Настю уволили некрасиво.
Не за ошибку, не за халатность — за лишние слова.
В палату, где она ставила капельницу старенькому деду, ворвалась важная родственница «одного человека».
С высокими бровями, в шубе и с убеждённостью, что мир ей обязан.
— Я сказала вашему врачу, что моя мама должна лежать в отдельной палате, — заявила она, подбоченясь. — А вы что? Вы оставили её с этой… с этой женщиной, которая кашляет!
Настя вежливо ответила:
— Отдельных палат у нас нет. Есть бокс, но он сейчас занят тяжёлым пациентом. И, если честно, кашляющая женщина более нуждается в изоляции, чем ваша мама.
Родственница вспыхнула:
— Ты кто такая, чтобы решать? Ты просто медсестра!
— Я та, кто здесь круглосуточно вытаскивает ваших мам с того света, — устало вырвалось у Насти. — Иногда даже ночами, без выходных.
Этого оказалось достаточно.
На следующий день её вызвали к главному.
— Ты что себе позволяешь? — сухо спросил тот. — Ты же понимаешь, кто эта женщина?

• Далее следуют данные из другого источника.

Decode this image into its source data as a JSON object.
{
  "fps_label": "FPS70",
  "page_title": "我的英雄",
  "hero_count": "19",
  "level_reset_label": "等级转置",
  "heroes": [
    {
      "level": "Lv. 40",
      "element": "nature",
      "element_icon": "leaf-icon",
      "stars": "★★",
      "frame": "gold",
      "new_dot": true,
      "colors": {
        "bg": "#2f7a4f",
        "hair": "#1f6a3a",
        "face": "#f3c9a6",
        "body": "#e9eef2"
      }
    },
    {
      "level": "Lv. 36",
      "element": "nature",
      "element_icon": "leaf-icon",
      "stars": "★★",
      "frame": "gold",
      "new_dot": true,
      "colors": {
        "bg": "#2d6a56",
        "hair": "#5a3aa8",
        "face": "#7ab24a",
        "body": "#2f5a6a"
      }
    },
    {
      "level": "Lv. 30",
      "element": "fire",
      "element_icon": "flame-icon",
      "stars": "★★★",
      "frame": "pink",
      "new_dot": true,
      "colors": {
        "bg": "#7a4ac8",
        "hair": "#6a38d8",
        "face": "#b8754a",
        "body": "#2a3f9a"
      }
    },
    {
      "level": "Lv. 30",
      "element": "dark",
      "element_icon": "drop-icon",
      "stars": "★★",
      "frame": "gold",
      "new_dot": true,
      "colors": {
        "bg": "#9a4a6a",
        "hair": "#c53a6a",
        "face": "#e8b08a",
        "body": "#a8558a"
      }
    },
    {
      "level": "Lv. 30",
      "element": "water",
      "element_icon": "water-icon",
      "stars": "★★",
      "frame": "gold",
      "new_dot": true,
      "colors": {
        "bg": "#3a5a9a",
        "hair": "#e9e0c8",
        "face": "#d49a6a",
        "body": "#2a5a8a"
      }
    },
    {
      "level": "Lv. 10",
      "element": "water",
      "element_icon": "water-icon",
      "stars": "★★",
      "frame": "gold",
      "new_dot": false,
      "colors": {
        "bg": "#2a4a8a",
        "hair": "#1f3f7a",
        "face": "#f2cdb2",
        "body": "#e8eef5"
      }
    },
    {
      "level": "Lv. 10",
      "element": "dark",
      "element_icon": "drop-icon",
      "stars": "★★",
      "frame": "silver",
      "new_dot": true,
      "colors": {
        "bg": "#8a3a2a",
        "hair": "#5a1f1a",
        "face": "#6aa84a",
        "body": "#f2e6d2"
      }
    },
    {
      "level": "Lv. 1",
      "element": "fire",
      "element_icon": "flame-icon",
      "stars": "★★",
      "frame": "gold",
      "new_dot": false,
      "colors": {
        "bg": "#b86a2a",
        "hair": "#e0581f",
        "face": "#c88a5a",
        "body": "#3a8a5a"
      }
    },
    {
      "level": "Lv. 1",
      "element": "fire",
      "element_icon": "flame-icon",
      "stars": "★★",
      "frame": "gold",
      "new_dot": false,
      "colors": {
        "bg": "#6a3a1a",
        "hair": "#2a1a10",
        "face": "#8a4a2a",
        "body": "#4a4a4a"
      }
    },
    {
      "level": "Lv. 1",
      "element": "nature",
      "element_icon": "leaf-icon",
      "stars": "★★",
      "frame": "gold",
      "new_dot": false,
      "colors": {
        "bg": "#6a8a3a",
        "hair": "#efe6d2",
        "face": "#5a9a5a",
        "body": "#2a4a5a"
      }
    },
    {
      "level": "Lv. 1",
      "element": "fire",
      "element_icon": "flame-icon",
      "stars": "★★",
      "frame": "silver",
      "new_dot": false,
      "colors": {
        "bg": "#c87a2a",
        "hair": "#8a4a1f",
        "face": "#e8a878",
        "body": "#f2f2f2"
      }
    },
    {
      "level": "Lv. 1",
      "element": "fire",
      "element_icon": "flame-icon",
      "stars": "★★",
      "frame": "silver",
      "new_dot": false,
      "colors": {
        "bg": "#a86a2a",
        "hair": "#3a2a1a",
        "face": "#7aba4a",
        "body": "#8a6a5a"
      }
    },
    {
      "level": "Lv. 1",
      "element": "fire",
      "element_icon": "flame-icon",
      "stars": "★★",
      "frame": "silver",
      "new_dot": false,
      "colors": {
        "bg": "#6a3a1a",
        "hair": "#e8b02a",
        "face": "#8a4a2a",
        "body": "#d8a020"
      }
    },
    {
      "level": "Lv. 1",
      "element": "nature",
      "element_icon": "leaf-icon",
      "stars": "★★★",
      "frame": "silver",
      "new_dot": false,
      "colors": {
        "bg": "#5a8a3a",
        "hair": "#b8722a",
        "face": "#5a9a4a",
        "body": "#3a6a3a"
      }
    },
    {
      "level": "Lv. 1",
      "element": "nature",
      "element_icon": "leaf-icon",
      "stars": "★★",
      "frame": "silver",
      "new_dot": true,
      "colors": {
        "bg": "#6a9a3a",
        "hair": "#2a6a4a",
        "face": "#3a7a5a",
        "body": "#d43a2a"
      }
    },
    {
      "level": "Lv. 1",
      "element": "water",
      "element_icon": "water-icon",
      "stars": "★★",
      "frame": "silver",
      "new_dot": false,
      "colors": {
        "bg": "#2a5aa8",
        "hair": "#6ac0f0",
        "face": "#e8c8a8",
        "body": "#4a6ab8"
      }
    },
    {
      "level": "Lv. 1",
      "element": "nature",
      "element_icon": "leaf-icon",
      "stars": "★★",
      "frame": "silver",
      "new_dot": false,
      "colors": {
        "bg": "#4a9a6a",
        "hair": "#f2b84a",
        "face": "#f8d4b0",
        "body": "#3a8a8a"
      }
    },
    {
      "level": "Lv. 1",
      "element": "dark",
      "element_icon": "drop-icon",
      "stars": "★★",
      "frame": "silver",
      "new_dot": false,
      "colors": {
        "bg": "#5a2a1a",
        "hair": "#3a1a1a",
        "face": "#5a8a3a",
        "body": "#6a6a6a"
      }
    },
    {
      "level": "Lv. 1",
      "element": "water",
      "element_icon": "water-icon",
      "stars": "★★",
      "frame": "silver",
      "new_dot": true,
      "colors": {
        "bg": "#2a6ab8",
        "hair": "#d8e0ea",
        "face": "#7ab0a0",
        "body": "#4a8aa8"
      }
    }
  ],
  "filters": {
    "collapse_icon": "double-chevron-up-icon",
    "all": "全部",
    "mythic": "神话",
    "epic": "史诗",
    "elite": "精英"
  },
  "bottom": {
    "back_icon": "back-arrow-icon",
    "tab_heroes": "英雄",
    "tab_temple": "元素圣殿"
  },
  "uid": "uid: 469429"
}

Настя понимала: в их городе были люди, ради которых открывали закрытые кабинеты и освобождали койко‑места.
— Я грубо ответила, — честно призналась она. — Могу извиниться.
Подумала и добавила:
— Но диагнозы всё равно будут важнее родственников.
Главный посмотрел поверх очков:
— У нас тут не только диагнозы, у нас система.
Через неделю Настю попросили «по собственному». Без оркестра, без благодарностей за ночные смены и сложных пациентов.
Она вышла из больницы, сжимая в кармане тоненькую трудовую, и впервые за много лет не знала, куда идти утром.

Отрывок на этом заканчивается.